Tourists, with roller suitcases in tow, were many. A man in a tourist bureau kiosk handed out maps and brochures. Gay and lesbian couples walked arm in arm. Young mission workers, in matching red t-shirts with print that said “Stop Child Poverty”, distributed flyers describing their efforts.  Hostels, grocery stores, ATMs, and travel agencies advertising cheap fares to south Pacific Islands, all co-mingled with hotels, apartments, residences, craft beer taverns, and restaurants both affordable and white table clothed. 

Nearby, some of the down and out drank from bottles hidden in brown paper bags. A man in a beret and very baggy blue jeans, sipping at a straw in his paper cup from a nearby McDonald’s, staggered and weaved, barely able to stand. It was clear he wasn’t drinking a McCafe.  Another man, sitting on a long park-like bench, ate loose-leafed lettuce from a cellophane bag while talking to himself. At his feet, long-billed white Iris-like birds (with a fingernails-on-the-chalkboard screech) stood by, waiting for any scraps that may fall at his feet.

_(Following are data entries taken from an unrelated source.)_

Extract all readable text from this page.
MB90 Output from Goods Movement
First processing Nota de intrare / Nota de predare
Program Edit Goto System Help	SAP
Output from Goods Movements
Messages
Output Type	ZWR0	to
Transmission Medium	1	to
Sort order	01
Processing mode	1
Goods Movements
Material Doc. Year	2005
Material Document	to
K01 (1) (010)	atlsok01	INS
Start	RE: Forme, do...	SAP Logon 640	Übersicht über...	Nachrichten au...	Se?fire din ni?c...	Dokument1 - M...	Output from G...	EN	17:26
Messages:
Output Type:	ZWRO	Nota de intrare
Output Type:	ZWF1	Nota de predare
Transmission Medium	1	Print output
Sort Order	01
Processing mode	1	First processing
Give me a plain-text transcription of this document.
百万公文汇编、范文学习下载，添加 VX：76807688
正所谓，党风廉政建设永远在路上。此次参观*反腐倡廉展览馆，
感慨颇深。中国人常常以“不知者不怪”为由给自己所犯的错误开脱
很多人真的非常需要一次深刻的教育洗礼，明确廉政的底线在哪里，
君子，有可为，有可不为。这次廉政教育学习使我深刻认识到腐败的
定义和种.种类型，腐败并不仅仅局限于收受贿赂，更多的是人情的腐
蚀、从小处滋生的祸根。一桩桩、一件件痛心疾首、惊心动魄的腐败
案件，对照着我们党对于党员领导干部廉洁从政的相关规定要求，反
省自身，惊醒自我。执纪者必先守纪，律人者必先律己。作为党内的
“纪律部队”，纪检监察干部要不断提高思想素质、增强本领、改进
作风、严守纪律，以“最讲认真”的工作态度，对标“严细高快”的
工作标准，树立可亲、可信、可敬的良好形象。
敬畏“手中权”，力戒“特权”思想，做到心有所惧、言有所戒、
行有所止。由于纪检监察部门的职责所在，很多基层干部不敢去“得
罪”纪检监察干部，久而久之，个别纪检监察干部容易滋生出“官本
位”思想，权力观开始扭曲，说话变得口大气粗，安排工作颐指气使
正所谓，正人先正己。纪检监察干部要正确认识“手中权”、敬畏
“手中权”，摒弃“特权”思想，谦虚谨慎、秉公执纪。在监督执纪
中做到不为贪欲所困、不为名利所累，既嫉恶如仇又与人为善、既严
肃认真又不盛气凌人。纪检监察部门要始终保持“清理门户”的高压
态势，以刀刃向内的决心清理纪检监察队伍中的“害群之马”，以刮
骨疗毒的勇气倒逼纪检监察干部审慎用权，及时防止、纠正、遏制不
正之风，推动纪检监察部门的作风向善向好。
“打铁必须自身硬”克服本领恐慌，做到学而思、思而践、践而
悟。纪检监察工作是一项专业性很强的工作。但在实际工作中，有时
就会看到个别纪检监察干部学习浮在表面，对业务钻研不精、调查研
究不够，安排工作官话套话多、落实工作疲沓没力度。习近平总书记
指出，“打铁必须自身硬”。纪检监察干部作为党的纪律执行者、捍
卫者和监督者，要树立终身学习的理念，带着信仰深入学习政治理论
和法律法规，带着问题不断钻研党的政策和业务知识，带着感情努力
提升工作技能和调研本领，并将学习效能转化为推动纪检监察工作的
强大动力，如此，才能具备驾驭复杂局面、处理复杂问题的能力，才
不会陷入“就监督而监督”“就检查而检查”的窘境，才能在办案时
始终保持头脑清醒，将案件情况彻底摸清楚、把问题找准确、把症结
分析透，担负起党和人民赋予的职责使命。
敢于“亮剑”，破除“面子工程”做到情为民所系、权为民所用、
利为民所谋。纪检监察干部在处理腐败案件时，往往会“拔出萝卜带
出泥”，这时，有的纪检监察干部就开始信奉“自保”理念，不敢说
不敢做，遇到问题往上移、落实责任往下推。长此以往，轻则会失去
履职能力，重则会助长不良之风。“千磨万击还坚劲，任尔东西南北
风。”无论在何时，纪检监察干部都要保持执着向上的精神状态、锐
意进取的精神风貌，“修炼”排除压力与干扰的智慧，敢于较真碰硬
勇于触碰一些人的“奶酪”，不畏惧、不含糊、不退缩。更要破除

After being nearly finished with my second beer, my vision and thought process began to clarify. I hurriedly downed my last sip and headed back to the hotel to share my epiphany with MK. “It occurred to me,” I told her once I arrived, “that I spent the majority of my city planning career creating and enforcing zoning and land use laws that would prevent these types of progressive, mixed use neighborhoods that surround us from ever developing.” I went on to tell her that my contributions, all 33 years of them, were to help produce the sterile suburban sprawl that is now the hallmark of many cities in America. “And for what?” I said. “The young people are shunning such areas. It is in neighborhoods such as the one we are in that they are flocking to.” Maybe, like us boomers in the past, they will yearn for a big house on a cul-de-sac once they settle and their kids start school. “But for now,” I told her, “I think they’ve got it right.”

She stared at me intently while listening with what I thought was an earnest interest in my conclusion that my contributions in the field of city planning had been faulty and unworthy. When I finally finished and looked for some sympathy and understanding, she reached for a pair of small scissors that she took out of her cosmetic bag and said, “Do you know you have some very long nose hairs that need to be trimmed?”

The Beaches

You can’t go to Sydney and not go to one of its many beaches. Doing so was how we decided to spend our final day here in the city. But first, what to do about a beach towel? We packed our suits, sunscreen, and snorkel gear but, due to space limitations in our baggage, we didn’t pack beach towels. Solution? MK came up with the brilliant idea to buy used towels at a local Salvation Army store instead of buying  new ones for what would be only a couple of uses. After spending only a couple of bucks, we were set. And the bonus is that we can just leave them behind at the end of our trip – no need to pack them up for the return flight back home.

After a short train ride and a connecting bus trip, we were delivered to the sands of Bondi Beach. This wide, crescent-shaped beach - famous for its surfing scene - is full of glistening, chiseled hard bodies and curvy, shapely ones. They came clothed, partially clothed, and unclothed. For the partially clothed, it seems there may have been a run on dental floss and fabric remnants at the local stores, for that is what appeared to be what their skimpy suits were made of.  




After a dip in the ocean and a go at body surfing, we left Bondi and walked south along the coast on the Bondi to Coogee Coastal Trail. The trail delivered us to many beaches in hidden coves, neighborhoods with fancy, high priced homes, a large cemetery overlooking the ocean, and coral reefs where we spent the afternoon snorkeling amongst the underwater sea-life.









Sipping a restorative pint after a long day in the sun, I asked MK how best to sum up Sydney and our stay here. “The town has something for everyone – scenery, culture, adventure, and fun. It is also very livable. It is absolutely beautiful and was a great experience.” She paused for a while as if gathering some more thoughts. “When do we get to come back?”